Various analysts but also investors have predicted the demise of the euro. Famous investor Jim Rogers said the single currency will likely break up in the next 15-20 years.
"It will survive, this is a silly question," Issing said when asked whether the euro will withstand the headwinds it is faced with.
"The crisis gives a chance to make improvements for the future," he said, adding that the European Union has survived and progressed by learning from various crisis situations it went through and adapting to them.
Euro zone periphery countries, such as Greece, Ireland, Portugal and Spain have seen growth stalling and public debt spiraling following the financial crisis, sparking fears that the stronger members such as Germany and France will have to bail them out.

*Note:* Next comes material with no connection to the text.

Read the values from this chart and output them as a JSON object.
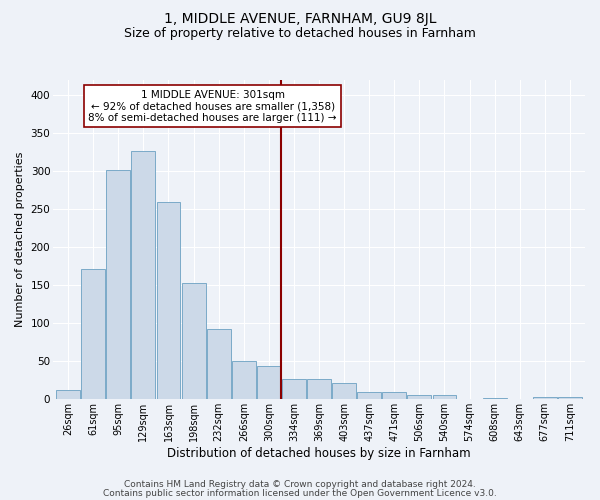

Greece has already benefitted from a bailout package worth 110 billion euros ($146.6 billion) from the European Union and the International Monetary Fund.
When the monetary union was launched some 10 years ago, the periphery countries were growing faster but had a higher inflation rate, while the Economist was running a headline calling Germany "the sick man of Europe," Issing recalled.
"What went wrong was that the same countries that stayed above inflation and the same that stayed below created this divergence in competitiveness," he said.
"The ECB has to deliver on its mandate on delivering price stability," he added.
The current crisis has demonstrated that the EU needs rules on fiscal discipline at a national level, Issing said.